Tabula Investment Management has closed two more ETFs with low demand as it continues to increase its focus on ESG strategies.
The Tabula iTraxx IG Bond UCITS ETF (TTRX) and the Tabula European iTraxx Crossover Credit Short UCITS ETF (TECS) were delisted on 15 June, taking the number of ETFs closed by the fixed income issuer to three.
Regarding TTRX, Tabula decided to close the ETF after the majority of investors switched to the Tabula EUR IG Bond Paris-aligned Climate UCITS ETF (TABC) launched in January 2021, ETF Stream understands.
TABC is labelled Article 9 under the Sustainable Finance Disclosure Regulation (SFDR) and has seen inflows of $15.6m year to date, taking its total AUM to $115m.
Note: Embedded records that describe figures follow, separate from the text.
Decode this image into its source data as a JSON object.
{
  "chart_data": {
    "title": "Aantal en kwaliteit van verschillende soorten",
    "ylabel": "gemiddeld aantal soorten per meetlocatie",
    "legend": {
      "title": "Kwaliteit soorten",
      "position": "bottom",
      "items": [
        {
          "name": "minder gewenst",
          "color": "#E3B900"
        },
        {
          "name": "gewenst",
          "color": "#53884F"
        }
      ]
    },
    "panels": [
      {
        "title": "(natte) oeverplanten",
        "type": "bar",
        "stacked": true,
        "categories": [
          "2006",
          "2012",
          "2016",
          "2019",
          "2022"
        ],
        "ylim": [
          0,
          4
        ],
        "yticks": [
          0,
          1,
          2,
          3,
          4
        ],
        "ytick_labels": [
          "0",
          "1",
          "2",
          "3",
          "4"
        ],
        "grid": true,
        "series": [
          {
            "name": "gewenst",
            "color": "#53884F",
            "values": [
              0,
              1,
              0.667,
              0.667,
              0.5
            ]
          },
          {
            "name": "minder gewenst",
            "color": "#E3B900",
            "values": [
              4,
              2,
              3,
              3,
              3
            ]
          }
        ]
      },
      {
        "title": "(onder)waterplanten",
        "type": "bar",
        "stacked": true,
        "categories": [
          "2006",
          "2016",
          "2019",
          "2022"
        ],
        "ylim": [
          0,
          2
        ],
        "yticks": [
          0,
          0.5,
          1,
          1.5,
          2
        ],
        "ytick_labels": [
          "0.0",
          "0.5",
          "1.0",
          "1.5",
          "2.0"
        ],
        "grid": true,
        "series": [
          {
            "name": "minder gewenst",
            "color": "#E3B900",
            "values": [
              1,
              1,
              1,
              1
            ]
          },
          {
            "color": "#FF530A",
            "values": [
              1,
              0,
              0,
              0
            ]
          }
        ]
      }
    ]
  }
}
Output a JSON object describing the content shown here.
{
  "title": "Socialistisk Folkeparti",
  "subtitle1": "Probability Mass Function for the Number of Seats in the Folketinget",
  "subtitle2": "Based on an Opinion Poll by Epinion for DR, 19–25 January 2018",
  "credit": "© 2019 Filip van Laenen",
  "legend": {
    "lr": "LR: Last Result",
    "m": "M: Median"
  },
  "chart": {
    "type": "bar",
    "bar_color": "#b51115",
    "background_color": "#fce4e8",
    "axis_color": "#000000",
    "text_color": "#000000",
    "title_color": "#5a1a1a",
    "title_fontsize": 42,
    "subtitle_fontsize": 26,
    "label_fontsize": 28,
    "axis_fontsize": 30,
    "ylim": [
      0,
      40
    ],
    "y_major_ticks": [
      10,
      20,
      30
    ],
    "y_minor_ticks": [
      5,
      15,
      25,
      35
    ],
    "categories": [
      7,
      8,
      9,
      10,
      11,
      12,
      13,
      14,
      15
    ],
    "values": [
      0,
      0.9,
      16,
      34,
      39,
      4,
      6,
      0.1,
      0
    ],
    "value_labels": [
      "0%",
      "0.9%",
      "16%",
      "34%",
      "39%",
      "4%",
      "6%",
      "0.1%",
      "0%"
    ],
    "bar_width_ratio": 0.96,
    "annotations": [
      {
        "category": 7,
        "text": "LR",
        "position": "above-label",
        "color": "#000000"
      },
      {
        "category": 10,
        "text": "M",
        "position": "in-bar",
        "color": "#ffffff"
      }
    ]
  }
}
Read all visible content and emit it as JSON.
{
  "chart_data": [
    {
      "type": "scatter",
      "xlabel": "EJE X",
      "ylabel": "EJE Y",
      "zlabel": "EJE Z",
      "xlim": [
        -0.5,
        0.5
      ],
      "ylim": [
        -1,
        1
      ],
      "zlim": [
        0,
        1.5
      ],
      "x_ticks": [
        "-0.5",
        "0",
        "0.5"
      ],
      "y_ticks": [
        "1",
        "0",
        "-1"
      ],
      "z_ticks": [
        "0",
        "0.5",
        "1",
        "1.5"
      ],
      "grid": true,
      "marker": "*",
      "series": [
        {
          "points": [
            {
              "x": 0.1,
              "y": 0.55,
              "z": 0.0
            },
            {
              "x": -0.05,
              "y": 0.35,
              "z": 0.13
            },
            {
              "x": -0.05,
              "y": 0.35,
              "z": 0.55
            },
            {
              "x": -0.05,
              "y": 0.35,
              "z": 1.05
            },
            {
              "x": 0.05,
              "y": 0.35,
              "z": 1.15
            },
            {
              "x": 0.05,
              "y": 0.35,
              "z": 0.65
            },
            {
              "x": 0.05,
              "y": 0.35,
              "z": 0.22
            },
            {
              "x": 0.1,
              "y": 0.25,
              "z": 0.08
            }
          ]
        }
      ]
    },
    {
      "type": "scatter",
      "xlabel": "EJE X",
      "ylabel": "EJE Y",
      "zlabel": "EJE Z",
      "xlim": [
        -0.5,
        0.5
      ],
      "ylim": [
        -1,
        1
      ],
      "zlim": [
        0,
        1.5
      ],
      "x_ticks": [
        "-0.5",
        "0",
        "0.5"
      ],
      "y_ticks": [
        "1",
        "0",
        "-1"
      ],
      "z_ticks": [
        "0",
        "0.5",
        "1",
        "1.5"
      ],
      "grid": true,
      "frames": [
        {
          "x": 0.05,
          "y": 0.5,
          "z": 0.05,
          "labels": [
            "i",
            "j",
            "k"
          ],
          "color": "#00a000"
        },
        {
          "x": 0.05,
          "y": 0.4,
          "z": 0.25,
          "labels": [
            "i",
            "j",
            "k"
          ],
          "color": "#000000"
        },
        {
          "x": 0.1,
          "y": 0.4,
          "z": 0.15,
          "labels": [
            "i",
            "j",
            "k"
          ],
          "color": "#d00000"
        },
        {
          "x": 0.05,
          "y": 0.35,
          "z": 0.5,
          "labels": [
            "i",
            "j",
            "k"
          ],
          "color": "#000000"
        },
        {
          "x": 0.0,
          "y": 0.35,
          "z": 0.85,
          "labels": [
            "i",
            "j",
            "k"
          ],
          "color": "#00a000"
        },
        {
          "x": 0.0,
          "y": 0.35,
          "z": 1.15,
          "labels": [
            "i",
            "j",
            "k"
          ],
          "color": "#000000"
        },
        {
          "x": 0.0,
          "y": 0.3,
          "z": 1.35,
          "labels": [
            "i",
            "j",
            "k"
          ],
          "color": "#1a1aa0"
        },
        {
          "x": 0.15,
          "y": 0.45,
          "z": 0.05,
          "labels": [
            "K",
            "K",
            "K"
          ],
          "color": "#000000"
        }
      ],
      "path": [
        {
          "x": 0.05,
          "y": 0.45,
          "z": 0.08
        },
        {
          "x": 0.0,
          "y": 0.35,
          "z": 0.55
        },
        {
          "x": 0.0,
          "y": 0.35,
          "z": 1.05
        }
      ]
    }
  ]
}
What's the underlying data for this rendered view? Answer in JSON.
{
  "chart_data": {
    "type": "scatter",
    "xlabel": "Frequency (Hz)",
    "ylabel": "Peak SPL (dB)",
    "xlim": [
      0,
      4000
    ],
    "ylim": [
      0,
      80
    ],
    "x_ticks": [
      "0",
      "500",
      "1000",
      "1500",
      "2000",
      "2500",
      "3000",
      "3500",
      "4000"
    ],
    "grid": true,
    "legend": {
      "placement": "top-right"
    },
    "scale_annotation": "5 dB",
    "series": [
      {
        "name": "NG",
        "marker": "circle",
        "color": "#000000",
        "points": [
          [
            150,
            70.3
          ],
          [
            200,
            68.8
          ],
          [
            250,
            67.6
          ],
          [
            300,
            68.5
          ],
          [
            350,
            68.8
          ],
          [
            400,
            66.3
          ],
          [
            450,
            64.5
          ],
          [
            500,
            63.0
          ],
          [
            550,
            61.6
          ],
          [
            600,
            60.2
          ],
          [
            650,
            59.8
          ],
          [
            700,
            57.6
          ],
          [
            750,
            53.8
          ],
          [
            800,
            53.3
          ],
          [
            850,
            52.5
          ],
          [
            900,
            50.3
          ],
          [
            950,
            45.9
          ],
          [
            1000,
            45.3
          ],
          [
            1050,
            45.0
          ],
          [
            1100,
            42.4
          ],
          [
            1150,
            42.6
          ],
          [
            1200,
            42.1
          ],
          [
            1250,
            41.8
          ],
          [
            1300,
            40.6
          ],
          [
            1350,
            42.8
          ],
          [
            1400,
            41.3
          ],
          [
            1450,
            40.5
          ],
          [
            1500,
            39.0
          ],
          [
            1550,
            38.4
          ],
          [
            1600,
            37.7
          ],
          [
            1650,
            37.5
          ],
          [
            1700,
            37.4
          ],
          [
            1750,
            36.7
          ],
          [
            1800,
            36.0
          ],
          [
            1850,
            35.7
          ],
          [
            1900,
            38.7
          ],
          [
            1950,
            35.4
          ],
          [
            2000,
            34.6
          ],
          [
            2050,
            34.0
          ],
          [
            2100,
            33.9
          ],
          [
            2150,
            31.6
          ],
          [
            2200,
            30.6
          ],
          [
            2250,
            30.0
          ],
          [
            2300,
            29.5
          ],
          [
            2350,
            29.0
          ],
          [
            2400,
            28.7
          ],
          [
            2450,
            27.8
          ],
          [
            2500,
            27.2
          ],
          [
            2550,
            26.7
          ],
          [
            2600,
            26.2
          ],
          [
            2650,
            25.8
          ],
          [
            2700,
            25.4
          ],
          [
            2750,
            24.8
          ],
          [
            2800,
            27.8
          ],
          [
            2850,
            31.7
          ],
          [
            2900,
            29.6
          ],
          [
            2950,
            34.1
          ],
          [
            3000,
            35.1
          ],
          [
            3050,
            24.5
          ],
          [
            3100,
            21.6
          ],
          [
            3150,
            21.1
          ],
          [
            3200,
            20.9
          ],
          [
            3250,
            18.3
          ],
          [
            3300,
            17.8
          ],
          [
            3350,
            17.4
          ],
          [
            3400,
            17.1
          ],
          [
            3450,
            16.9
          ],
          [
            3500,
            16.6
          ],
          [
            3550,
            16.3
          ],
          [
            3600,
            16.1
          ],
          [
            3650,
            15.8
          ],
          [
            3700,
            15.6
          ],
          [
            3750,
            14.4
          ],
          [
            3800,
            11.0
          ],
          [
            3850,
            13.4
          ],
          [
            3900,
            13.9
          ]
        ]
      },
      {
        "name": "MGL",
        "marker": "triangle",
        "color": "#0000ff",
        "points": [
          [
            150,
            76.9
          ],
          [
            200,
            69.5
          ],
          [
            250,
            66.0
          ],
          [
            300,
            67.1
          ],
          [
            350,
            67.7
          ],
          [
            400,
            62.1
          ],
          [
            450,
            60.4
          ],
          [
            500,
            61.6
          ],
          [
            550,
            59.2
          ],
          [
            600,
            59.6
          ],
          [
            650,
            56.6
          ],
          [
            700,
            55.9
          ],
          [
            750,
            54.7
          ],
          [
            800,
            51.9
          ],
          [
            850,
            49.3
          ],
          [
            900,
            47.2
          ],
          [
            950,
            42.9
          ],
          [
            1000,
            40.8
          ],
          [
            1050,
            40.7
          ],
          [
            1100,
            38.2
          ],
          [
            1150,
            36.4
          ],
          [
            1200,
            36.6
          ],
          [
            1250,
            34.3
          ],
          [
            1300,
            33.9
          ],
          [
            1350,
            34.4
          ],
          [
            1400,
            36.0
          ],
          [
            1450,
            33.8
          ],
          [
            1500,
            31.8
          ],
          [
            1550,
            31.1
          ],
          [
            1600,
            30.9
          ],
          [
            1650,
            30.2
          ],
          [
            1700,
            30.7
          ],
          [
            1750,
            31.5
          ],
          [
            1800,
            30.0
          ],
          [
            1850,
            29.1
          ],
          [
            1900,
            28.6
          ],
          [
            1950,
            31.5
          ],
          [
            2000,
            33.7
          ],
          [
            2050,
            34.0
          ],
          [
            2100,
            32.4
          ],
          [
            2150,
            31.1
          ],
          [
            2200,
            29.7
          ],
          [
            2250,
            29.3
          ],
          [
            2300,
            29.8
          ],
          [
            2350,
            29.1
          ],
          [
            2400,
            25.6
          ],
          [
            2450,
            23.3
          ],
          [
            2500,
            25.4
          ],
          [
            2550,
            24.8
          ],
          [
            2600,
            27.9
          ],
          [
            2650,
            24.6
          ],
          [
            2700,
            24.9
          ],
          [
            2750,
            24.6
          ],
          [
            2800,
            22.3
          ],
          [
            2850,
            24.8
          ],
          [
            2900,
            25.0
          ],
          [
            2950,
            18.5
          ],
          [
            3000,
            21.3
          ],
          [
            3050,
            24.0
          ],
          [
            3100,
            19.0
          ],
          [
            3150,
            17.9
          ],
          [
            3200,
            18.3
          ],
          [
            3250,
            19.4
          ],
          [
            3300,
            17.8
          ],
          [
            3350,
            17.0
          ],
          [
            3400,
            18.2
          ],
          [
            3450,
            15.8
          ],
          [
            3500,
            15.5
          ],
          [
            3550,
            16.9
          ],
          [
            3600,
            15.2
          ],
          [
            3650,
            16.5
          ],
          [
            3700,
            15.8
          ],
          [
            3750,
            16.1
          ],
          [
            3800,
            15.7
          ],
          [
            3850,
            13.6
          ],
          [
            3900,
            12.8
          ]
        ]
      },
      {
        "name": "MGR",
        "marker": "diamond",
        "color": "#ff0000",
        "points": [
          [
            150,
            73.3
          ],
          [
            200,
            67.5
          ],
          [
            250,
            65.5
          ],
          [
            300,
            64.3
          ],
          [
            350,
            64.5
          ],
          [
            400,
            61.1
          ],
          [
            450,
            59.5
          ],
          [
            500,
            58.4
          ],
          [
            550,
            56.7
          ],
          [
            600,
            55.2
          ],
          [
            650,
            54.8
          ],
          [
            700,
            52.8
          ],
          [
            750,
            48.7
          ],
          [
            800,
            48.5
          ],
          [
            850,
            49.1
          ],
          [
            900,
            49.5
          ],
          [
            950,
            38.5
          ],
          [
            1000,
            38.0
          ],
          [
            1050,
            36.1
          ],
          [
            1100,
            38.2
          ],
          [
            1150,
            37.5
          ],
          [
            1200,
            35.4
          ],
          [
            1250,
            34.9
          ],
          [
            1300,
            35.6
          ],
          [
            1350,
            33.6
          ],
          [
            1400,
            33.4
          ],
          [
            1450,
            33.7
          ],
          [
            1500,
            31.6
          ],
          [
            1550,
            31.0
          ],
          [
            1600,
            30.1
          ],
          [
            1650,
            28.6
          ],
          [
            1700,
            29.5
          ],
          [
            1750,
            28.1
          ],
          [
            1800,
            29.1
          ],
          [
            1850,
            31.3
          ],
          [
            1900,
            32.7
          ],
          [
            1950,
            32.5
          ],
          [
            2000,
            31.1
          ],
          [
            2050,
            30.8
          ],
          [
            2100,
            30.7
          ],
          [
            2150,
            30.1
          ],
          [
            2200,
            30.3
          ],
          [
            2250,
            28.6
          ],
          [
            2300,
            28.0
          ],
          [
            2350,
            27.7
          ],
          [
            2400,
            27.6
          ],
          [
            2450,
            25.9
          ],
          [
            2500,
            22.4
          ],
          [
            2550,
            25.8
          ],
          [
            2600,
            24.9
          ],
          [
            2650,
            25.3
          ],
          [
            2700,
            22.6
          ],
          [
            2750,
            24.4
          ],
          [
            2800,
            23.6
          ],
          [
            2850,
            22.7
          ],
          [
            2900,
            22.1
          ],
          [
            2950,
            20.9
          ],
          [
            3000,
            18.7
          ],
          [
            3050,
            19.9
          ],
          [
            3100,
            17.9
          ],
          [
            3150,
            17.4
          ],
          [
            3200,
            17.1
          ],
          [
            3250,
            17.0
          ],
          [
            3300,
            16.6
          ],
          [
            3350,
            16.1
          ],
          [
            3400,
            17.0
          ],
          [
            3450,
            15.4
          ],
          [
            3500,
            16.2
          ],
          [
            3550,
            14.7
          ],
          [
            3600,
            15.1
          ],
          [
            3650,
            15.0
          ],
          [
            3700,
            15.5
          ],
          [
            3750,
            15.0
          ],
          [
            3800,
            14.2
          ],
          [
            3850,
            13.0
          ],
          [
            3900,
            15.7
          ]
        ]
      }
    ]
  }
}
TABC offers exposure to euro investment grade bonds from issuers with 50% lower greenhouse gas emissions versus the broad market and an annual decarbonisation of at least 7%.
Conversely, TECS, which launched in February 2019, had just $3m in assets under management (AUM) when it closed and unlike TTRX does not have an ESG equivalent.
Tracking the iTraxx European Crossover Credit Short index, the ETF takes short positions on high-yield European corporate credit, with exposure via a liquid credit default swap index rather than corporate bonds.
Commenting on the news, Michael John Lytle (pictured), CEO of Tabula, said: “As we develop our fund range we are laser-focused on delivering ETFs that address investors’ needs and tackle the gaps in current fixed income solutions.
“Almost 70% of our current ETF AUM is now in Article 8 or 9 ETFs. We are in the process of launching several new funds which help address the challenges facing fixed income portfolios. Efficiency in our product offering helps us deliver better solutions to our clients.”
In February, Tabula closed the first-ever product it launched, the Tabula European IG Performance Credit UCITS ETF (TCEP), due to low demand.